ADVERTISEMENT

‘Pretty Damn Awful': Covid Long-Haulers Find Mental Care Elusive

Covid-19’s physical effects are challenging enough, but the virus also has taken a toll on the mental health of survivors.

‘Pretty Damn Awful': Covid Long-Haulers Find Mental Care Elusive
Covid long hauler William Davis on his front porch in Columbia, Tennessee. (Photographer: Brett Carlsen/Bloomberg)

William Davis knows how hard it is for his wife to hear he wanted to stick a shotgun in his mouth.
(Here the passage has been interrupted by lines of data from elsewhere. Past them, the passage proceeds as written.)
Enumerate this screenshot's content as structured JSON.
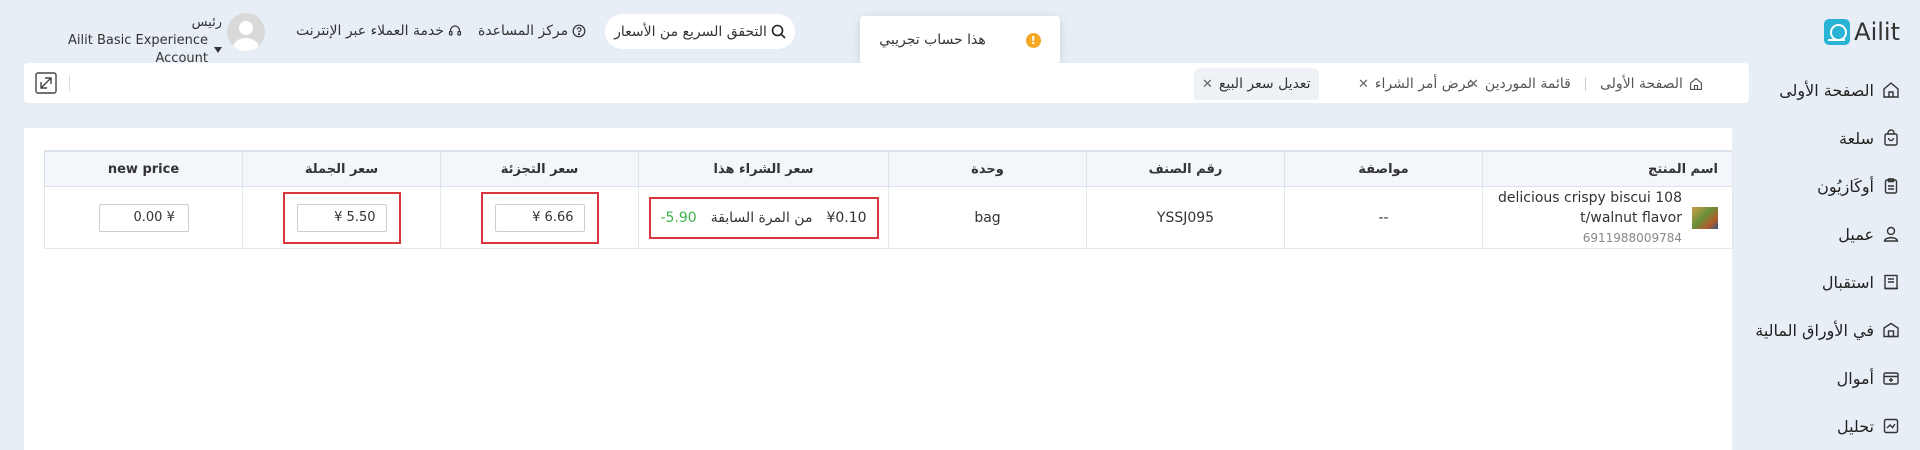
{
  "app": {
    "logo_text": "Ailit"
  },
  "sidebar": {
    "items": [
      {
        "label": "الصفحة الأولى",
        "icon": "home-icon"
      },
      {
        "label": "سلعة",
        "icon": "bag-icon"
      },
      {
        "label": "أوكَازيُون",
        "icon": "clipboard-icon"
      },
      {
        "label": "عميل",
        "icon": "user-icon"
      },
      {
        "label": "استقبال",
        "icon": "inbox-icon"
      },
      {
        "label": "في الأوراق المالية",
        "icon": "warehouse-icon"
      },
      {
        "label": "أموال",
        "icon": "wallet-icon"
      },
      {
        "label": "تحليل",
        "icon": "chart-icon"
      }
    ]
  },
  "topbar": {
    "price_check_label": "التحقق السريع من الأسعار",
    "help_center_label": "مركز المساعدة",
    "online_support_label": "خدمة العملاء عبر الإنترنت",
    "user_role": "رئيس",
    "user_account": "Ailit Basic Experience Account"
  },
  "toast": {
    "message": "هذا حساب تجريبي",
    "icon_text": "!"
  },
  "tabs": [
    {
      "label": "الصفحة الأولى",
      "closable": false
    },
    {
      "label": "قائمة الموردين",
      "closable": true
    },
    {
      "label": "عرض أمر الشراء",
      "closable": true
    },
    {
      "label": "تعديل سعر البيع",
      "closable": true,
      "active": true
    }
  ],
  "table": {
    "headers": {
      "product_name": "اسم المنتج",
      "spec": "مواصفة",
      "item_no": "رقم الصنف",
      "unit": "وحدة",
      "purchase_price": "سعر الشراء هذا",
      "retail_price": "سعر التجزئة",
      "wholesale_price": "سعر الجملة",
      "new_price": "new price"
    },
    "rows": [
      {
        "product_name": "delicious crispy biscui 108 t/walnut flavor",
        "barcode": "6911988009784",
        "spec": "--",
        "item_no": "YSSJ095",
        "unit": "bag",
        "purchase_now": "¥0.10",
        "purchase_prev_label": "من المرة السابقة",
        "purchase_diff": "-5.90",
        "retail_price": "¥ 6.66",
        "wholesale_price": "¥ 5.50",
        "new_price": "¥ 0.00"
      }
    ]
  },
  "colors": {
    "highlight_border": "#d9363e",
    "diff_green": "#3db44a",
    "logo_blue": "#29b3d4",
    "toast_warn": "#f5a623"
  }
}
Right now, he has no one else to tell.

“There’s days where you’ve got to tell somebody what’s going on in your head just to get it out of your head,” said the 50-year-old from Columbia, Tenn.

Davis was already prone to suicidal thoughts as someone with bipolar disorder. Then he got the coronavirus in April 2020. Lingering effects have left him with anxiety and a depression he calls “pretty damn awful.”

He used to rely on physical strength to do custom renovations on homes and restaurants. Simple tasks exhaust him now. He can no longer work full-time as a craftsman.

“This isn’t just my livelihood,” he said. “It’s who I am.”

Dealing with Covid-19’s physical after-effects are challenging enough, but the virus is also taking a toll on the mental health of survivors with lingering symptoms, who call themselves long haulers. A research study reported in The Lancet Psychiatry journal found a third of Covid-19 survivors were diagnosed with a neurological or psychiatric condition in the six months after being infected; 17.4% had an anxiety disorder.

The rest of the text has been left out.